I’ve always tried to keep my space on the internet positive. Even when I was at some pretty low points, it was always my goal to complain in such a way that it didn’t leave everyone feeling negative or heavy of heart afterwards. This was especially difficult when writing some of the update posts on the German Chronicles. I may have failed completely, but I still tried to keep the posts from draining anyone.
The thing is, some stuff has been going on recently. I have a deep-set need to swipe all of it under the rug, but, at the same time, I have this platform and I mean to use it. There’s no use in complaining from the sidelines about everything that gets us down, while we refuse to dirty our hands to fix it. So get ready for some topics on my blog that people may not be willing to discuss.
I don’t want to start a war here, I just want to get some stuff off my chest. Hopefully, it’s going to breed tolerance and not more anger / hate.
I am a Christian and I love God. If you didn’t know that, you do now. It’s a part of who I am.
I could almost feel the force of everyone clicking away from this post, just because of that statement. You’re not alone. When people profess to my face that they’re Christians, I often become distrustful of them.
Let me tell you straight off the bat that people from my religion have treated me (and people I love) with the most judgement and contempt that I’ve ever experienced in my life. Religious abuse is a real thing and it’s dangerous. Like any kind of abuse, it leaves deep scars, with soul-deep damage. In fact, it’s traumatic and may take years to get over. Don’t think because it’s done in a righteous manner that it’s less evil to the person that suffers it.
There are members of my family and circle of friends who refuse to put their feet in a church, due to the acts of others who find themselves in a church regularly. I’ve faced harsh judgements over many of my choices, big and minor, and that led to a lot of scrutiny and whispering behind my back. Writing this post will probably add to that.
I am in no means perfect and I don’t think I’m even near flawless by a long shot. I’m human. I’ve done things in my life that I’m not proud of, but also things that I’m glad for. I stumble, learn and make mistakes. Sometimes the same ones. I strive to be a good person, sure. But there are times when I’m not. I have horrible mood swings, random outbursts and moments where I don’t want to help someone and, you know, other human tendencies. And all of that, despite my religion.
No, not all Christians are hypocrites. I’ve also met some of them that have been the most nonjudgmental, forgiving and endlessly loving human beings. People who have gone above and beyond what is expected of them. People who would give others everything they had to offer and then still press to find more to give. People who have changed my life and the way I experience the world. My grandmother was one of these.
BUT, and this is a big but, the same can be said for people I know who belong to other religions, or people without religion.

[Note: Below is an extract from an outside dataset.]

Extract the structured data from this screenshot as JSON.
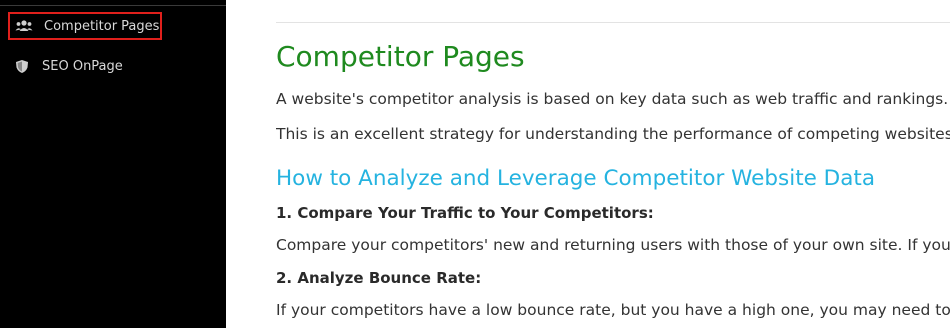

Don’t think because someone is from a different religion than you, that they are automatically a bad person. Even people who don’t follow a religion at all have moral grounds and a code by which they live. They still teach their kids to be good people, eat their veggies and brush their teeth. I have a family member who is an atheist, who has taught me more about love and forgiveness than some of the leaders of my church.

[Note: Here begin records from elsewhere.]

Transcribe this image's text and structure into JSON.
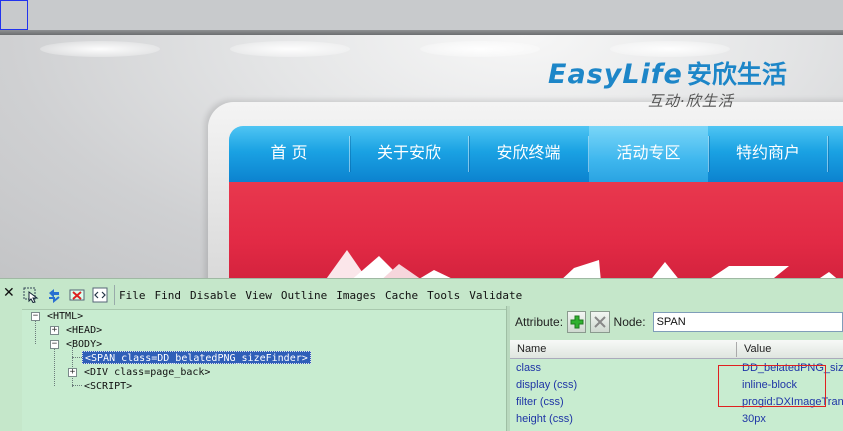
{
  "website": {
    "logo_en": "EasyLife",
    "logo_cn": "安欣生活",
    "slogan": "互动·欣生活",
    "nav": [
      {
        "label": "首 页",
        "active": false
      },
      {
        "label": "关于安欣",
        "active": false
      },
      {
        "label": "安欣终端",
        "active": false
      },
      {
        "label": "活动专区",
        "active": true
      },
      {
        "label": "特约商户",
        "active": false
      }
    ],
    "brand_color": "#1d86c8",
    "nav_color": "#1aa2e3",
    "banner_color": "#e22a45"
  },
  "devtools": {
    "close_icon": "close-icon",
    "toolbar_icons": [
      "select-element-icon",
      "refresh-icon",
      "clear-highlight-icon",
      "view-source-icon"
    ],
    "menu": [
      "File",
      "Find",
      "Disable",
      "View",
      "Outline",
      "Images",
      "Cache",
      "Tools",
      "Validate"
    ],
    "tree": [
      {
        "label": "<HTML>",
        "expander": "−"
      },
      {
        "label": "<HEAD>",
        "expander": "+"
      },
      {
        "label": "<BODY>",
        "expander": "−"
      },
      {
        "label": "<SPAN class=DD_belatedPNG_sizeFinder>",
        "selected": true
      },
      {
        "label": "<DIV class=page_back>",
        "expander": "+"
      },
      {
        "label": "<SCRIPT>"
      }
    ],
    "attributes": {
      "attribute_label": "Attribute:",
      "node_label": "Node:",
      "node_value": "SPAN",
      "columns": [
        "Name",
        "Value"
      ],
      "rows": [
        {
          "name": "class",
          "value": "DD_belatedPNG_sizeFinder"
        },
        {
          "name": "display (css)",
          "value": "inline-block"
        },
        {
          "name": "filter (css)",
          "value": "progid:DXImageTransform"
        },
        {
          "name": "height (css)",
          "value": "30px"
        }
      ]
    },
    "selection_color": "#2f5fb8",
    "panel_color": "#c5e7ca"
  }
}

The people in my life consists of all religions and non-religions – everything from agnostic to atheist, to Catholic and Christian, to Muslim, Hindu and Sikh. These are family and friends. We know and love all of them, and, lo and behold, we all get along peacefully.
The problem with religion isn’t religion – it’s the people involved.
If there’s one thing I’ve learned in my life, it’s that judgement alienates. Human nature makes us put up our defences and strike back whenever we’re threatened, and harsh judgement is a threatening thing. This means arguments that could have been avoided.
I am not here to judge and neither are you.
If someone is of a different ethnicity or religion or sexual orientation or opinion, I have no right to force them to change. In fact, trying to force anyone into my way of thinking will only alienate them – a fact which actually applies to anything in life, from supporting your favourite sports team, to your eating habits, or the more serious topics in life. Forcing someone to conform is mental rape.
Besides, nobody on earth is ever going to live up to another person’s standard of ‘perfect’. We’re all too different. We all think in a unique way, due to the unique set of circumstances that shaped us. And then, as if that didn’t complicate stuff enough, we evolve. Our opinions change with time. No two people will ever completely agree on everything – not marital partners, not parents and their kids, not best friends.
All we’re supposed to do is love each other. As long as we hit each other over the head with our belief, we create intolerance. As long as we’re intolerant, we’re divided. Division leads to hatred. Hatred leads to war. We don’t need more of that.
We need to stop assuming things about people. We need to start treating people with respect and care, even if we don’t like the looks of them. Even if we don’t agree. We need to try and bridge the man-made gap between our various beliefs. We don’t need to like everybody, but we do need to stop making anyone feel they are a lesser person. Especially over what they do or do not believe.
More love. No questions asked. Isn’t that the Biblical message anyway?